Söz konusu ses dalgalarını algılamak olduğunda ise kulak kepçesi; ses dalgalarını toplayan, yükselten ve kulak kanalına yönlendiren bir fonksiyona sahiptir. Ayrıyeten dış kulağın farklı bir kısmı olsa da kulak kanalı olarak isimlendirilen dış işitsel kanal da ses dalgalarını aşikâr bir ölçüde daha da yükseltir.

Kulak kepçesinin bu kırışık ve kıvrımlı yapısı, rastgele değildir.

Kulağın kırışık ve kıvrımlı oluşu, aslında bizim duyabileceğimiz en yaygın seslerin perdesini yükseltir. Yani bu yapı kulağımıza ulaşan öbür tüm gereksiz sesleri azaltırken, duymaya gereksinimimiz olanları da sağlıklı bir biçimde işitebilmemizi sağlar. 

Bunun yanı sıra ses dalgalarının kulak kepçesi ile etkileşim biçimi, gelen ses kaynağının uzaklığı, tarafı ve yüksekliği hakkında gerekli olan ipuçlarını beynimize iletir. 

Peki kulaklarımız çok daha büyük olsaydı, neler olurdu? Sesleri daha âlâ duyabilir miydik?

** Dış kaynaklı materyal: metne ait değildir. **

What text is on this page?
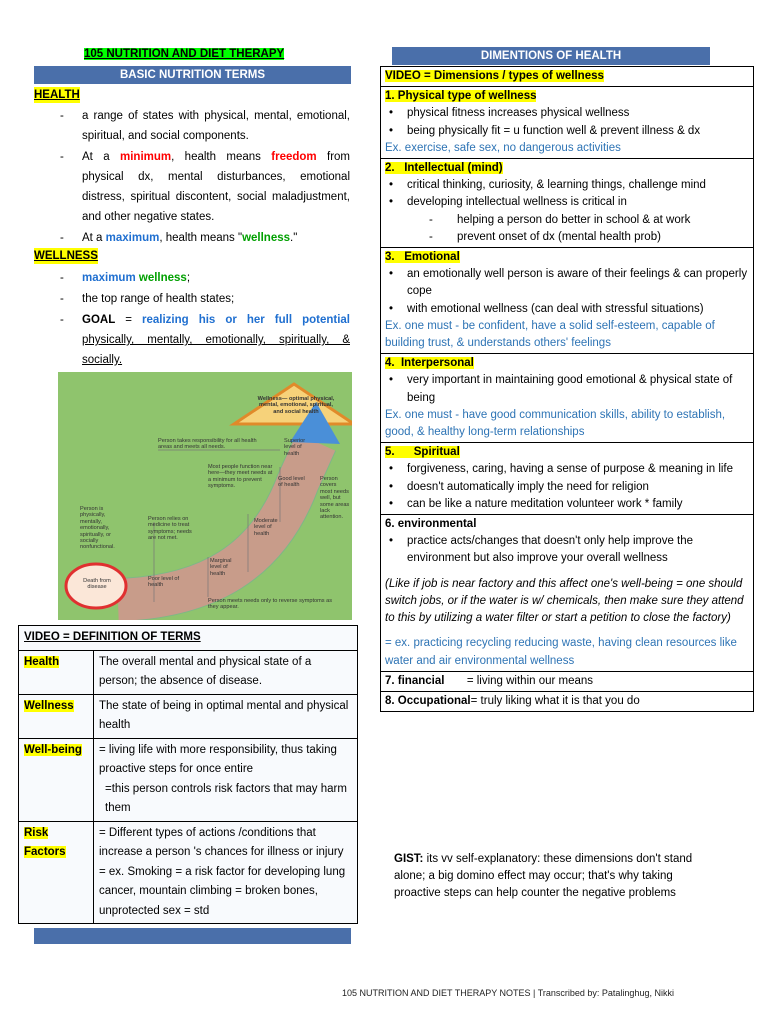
105 NUTRITION AND DIET THERAPY
BASIC NUTRITION TERMS
HEALTH
- a range of states with physical, mental, emotional, spiritual, and social components.
- At a minimum, health means freedom from physical dx, mental disturbances, emotional distress, spiritual discontent, social maladjustment, and other negative states.
- At a maximum, health means "wellness."
WELLNESS
- maximum wellness;
- the top range of health states;
- GOAL = realizing his or her full potential physically, mentally, emotionally, spiritually, & socially.
Wellness— optimal physical, mental, emotional, spiritual, and social health
Superior level of health
Good level of health
Moderate level of health
Marginal level of health
Poor level of health
Death from disease
Person takes responsibility for all health areas and meets all needs.
Most people function near here—they meet needs at a minimum to prevent symptoms.
Person covers most needs well, but some areas lack attention.
Person is physically, mentally, emotionally, spiritually, or socially nonfunctional.
Person relies on medicine to treat symptoms; needs are not met.
Person meets needs only to reverse symptoms as they appear.
VIDEO = DEFINITION OF TERMS	
Health	The overall mental and physical state of a person; the absence of disease.
Wellness	The state of being in optimal mental and physical health
Well-being	= living life with more responsibility, thus taking proactive steps for once entire
=this person controls risk factors that may harm them

Risk Factors	= Different types of actions /conditions that increase a person 's chances for illness or injury
= ex. Smoking = a risk factor for developing lung cancer, mountain climbing = broken bones, unprotected sex = std
DIMENTIONS OF HEALTH
VIDEO = Dimensions / types of wellness
1. Physical type of wellness
• physical fitness increases physical wellness
• being physically fit = u function well & prevent illness & dx
Ex. exercise, safe sex, no dangerous activities
2. Intellectual (mind)
• critical thinking, curiosity, & learning things, challenge mind
• developing intellectual wellness is critical in
- helping a person do better in school & at work
- prevent onset of dx (mental health prob)
3. Emotional
• an emotionally well person is aware of their feelings & can properly cope
• with emotional wellness (can deal with stressful situations)
Ex. one must - be confident, have a solid self-esteem, capable of building trust, & understands others' feelings
4. Interpersonal
• very important in maintaining good emotional & physical state of being
Ex. one must - have good communication skills, ability to establish, good, & healthy long-term relationships
5. Spiritual
• forgiveness, caring, having a sense of purpose & meaning in life
• doesn't automatically imply the need for religion
• can be like a nature meditation volunteer work * family
6. environmental
• practice acts/changes that doesn't only help improve the environment but also improve your overall wellness
(Like if job is near factory and this affect one's well-being = one should switch jobs, or if the water is w/ chemicals, then make sure they attend to this by utilizing a water filter or start a petition to close the factory)
= ex. practicing recycling reducing waste, having clean resources like water and air environmental wellness
7. financial = living within our means
8. Occupational= truly liking what it is that you do
GIST: its vv self-explanatory: these dimensions don't stand alone; a big domino effect may occur; that's why taking proactive steps can help counter the negative problems
105 NUTRITION AND DIET THERAPY NOTES | Transcribed by: Patalinghug, Nikki
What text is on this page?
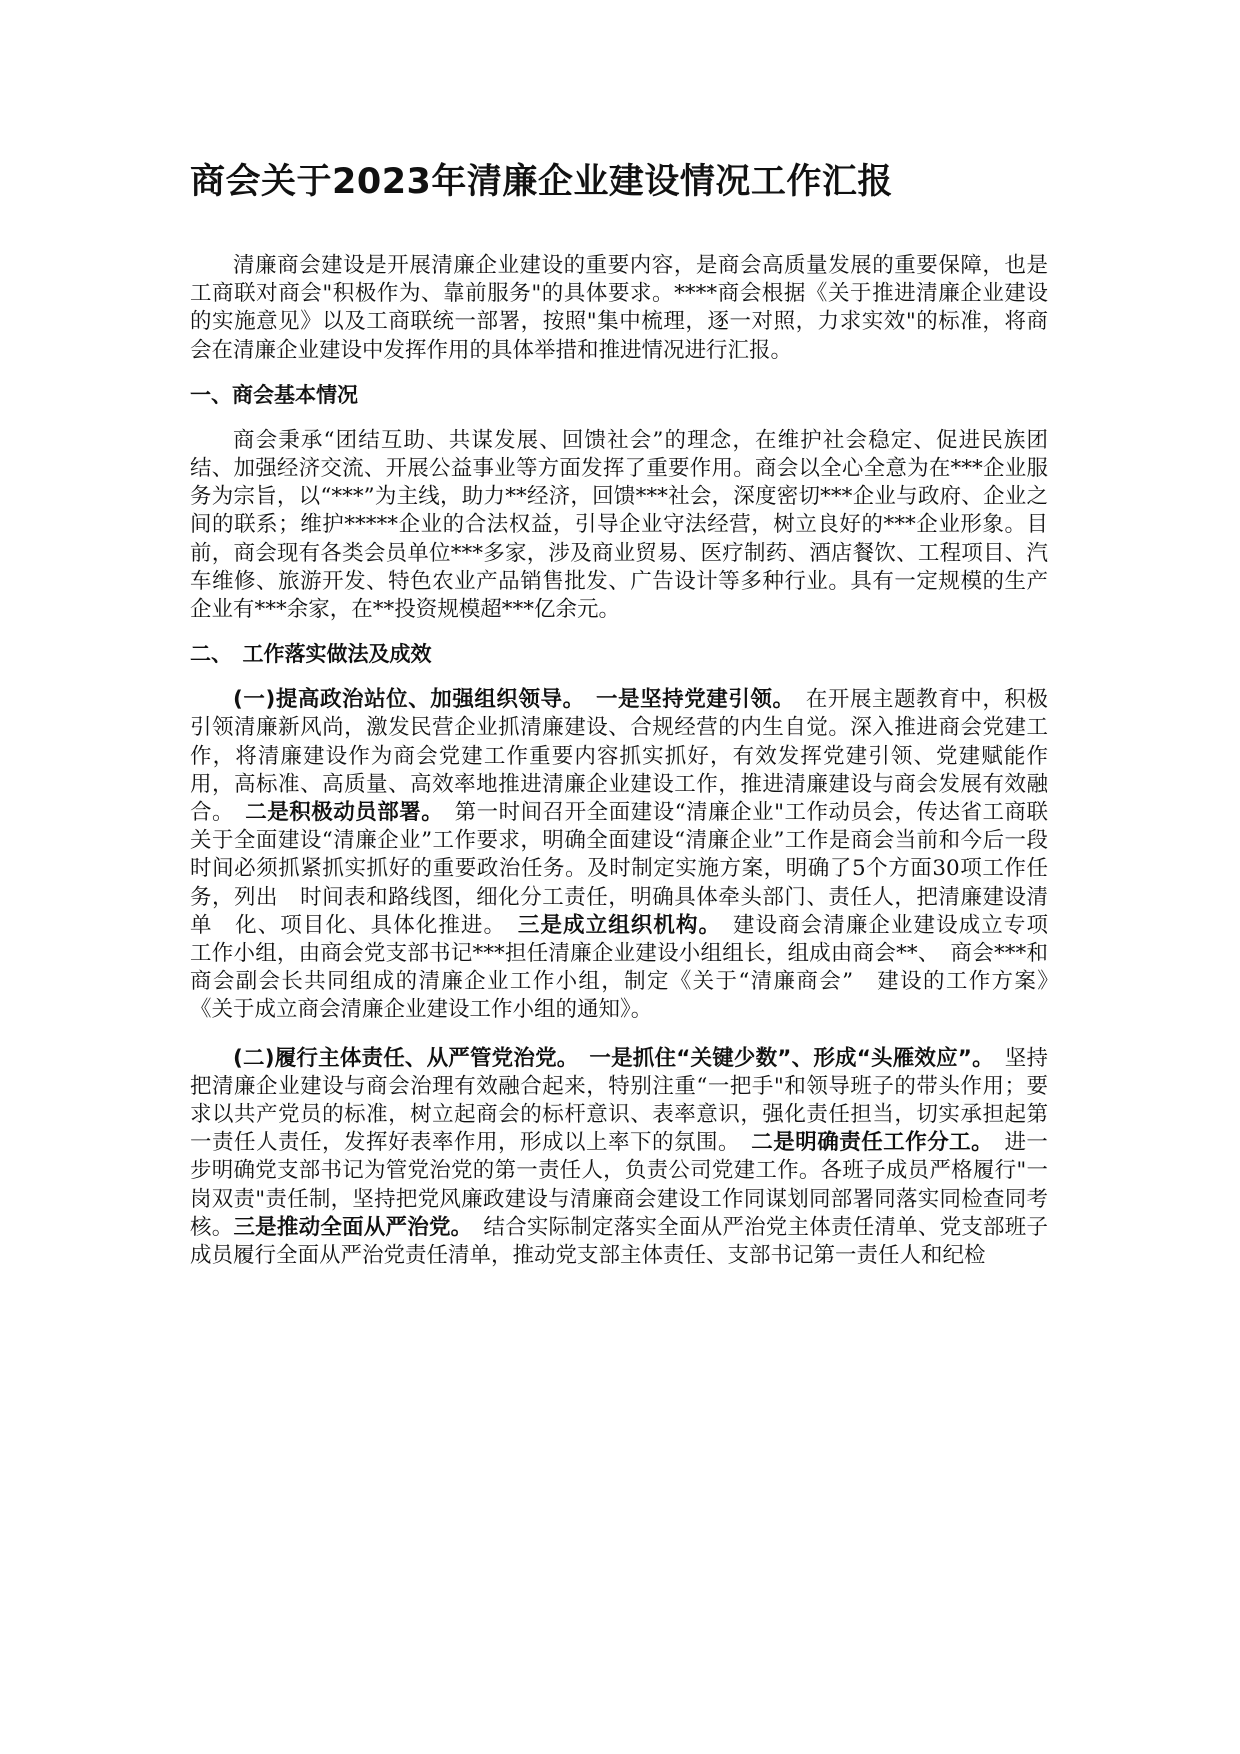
商会关于2023年清廉企业建设情况工作汇报

清廉商会建设是开展清廉企业建设的重要内容，是商会高质量发展的重要保障，也是工商联对商会"积极作为、靠前服务"的具体要求。****商会根据《关于推进清廉企业建设的实施意见》以及工商联统一部署，按照"集中梳理，逐一对照，力求实效"的标准，将商会在清廉企业建设中发挥作用的具体举措和推进情况进行汇报。

一、商会基本情况

商会秉承“团结互助、共谋发展、回馈社会”的理念，在维护社会稳定、促进民族团结、加强经济交流、开展公益事业等方面发挥了重要作用。商会以全心全意为在***企业服务为宗旨，以“***”为主线，助力**经济，回馈***社会，深度密切***企业与政府、企业之间的联系；维护*****企业的合法权益，引导企业守法经营，树立良好的***企业形象。目前，商会现有各类会员单位***多家，涉及商业贸易、医疗制药、酒店餐饮、工程项目、汽车维修、旅游开发、特色农业产品销售批发、广告设计等多种行业。具有一定规模的生产企业有***余家，在**投资规模超***亿余元。

二、　工作落实做法及成效

(一)提高政治站位、加强组织领导。　 一是坚持党建引领。　 在开展主题教育中，积极引领清廉新风尚，激发民营企业抓清廉建设、合规经营的内生自觉。深入推进商会党建工作，将清廉建设作为商会党建工作重要内容抓实抓好，有效发挥党建引领、党建赋能作用，高标准、高质量、高效率地推进清廉企业建设工作，推进清廉建设与商会发展有效融合。　 二是积极动员部署。　 第一时间召开全面建设“清廉企业"工作动员会，传达省工商联关于全面建设“清廉企业”工作要求，明确全面建设“清廉企业”工作是商会当前和今后一段时间必须抓紧抓实抓好的重要政治任务。及时制定实施方案，明确了5个方面30项工作任务，列出　时间表和路线图，细化分工责任，明确具体牵头部门、责任人，把清廉建设清单　化、项目化、具体化推进。　 三是成立组织机构。　 建设商会清廉企业建设成立专项　工作小组，由商会党支部书记***担任清廉企业建设小组组长，组成由商会**、　商会***和商会副会长共同组成的清廉企业工作小组，制定《关于“清廉商会”　建设的工作方案》　《关于成立商会清廉企业建设工作小组的通知》。

(二)履行主体责任、从严管党治党。　 一是抓住“关键少数”、形成“头雁效应”。　 坚持把清廉企业建设与商会治理有效融合起来，特别注重“一把手"和领导班子的带头作用；要求以共产党员的标准，树立起商会的标杆意识、表率意识，强化责任担当，切实承担起第一责任人责任，发挥好表率作用，形成以上率下的氛围。　 二是明确责任工作分工。　 进一步明确党支部书记为管党治党的第一责任人，负责公司党建工作。各班子成员严格履行"一　岗双责"责任制，坚持把党风廉政建设与清廉商会建设工作同谋划同部署同落实同检查同考核。三是推动全面从严治党。　 结合实际制定落实全面从严治党主体责任清单、党支部班子成员履行全面从严治党责任清单，推动党支部主体责任、支部书记第一责任人和纪检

Örneğin fillerin kulakları bize oranla katbekat daha büyüktür lakin bu büyüklüğün, işitmeyle pek de ilgisi yoktur. Bu hayvanlar serinlemek gayesiyle kulaklarını yelpazeler ve kulaklarının geniş yüzey alanı, ısıdan kaçınmalarına imkan sağlar. 

Yani büyük kulakların işitme konusunda artı sağladığı, epey yanlış bir fikir olacaktır. Özetle bir oldukça karmaşık bir yapıya sahip olan kulaklarımız bu kırışık ve kıvrımlı yapısıyla,  sesi en net halde algılamamıza imkan tanır.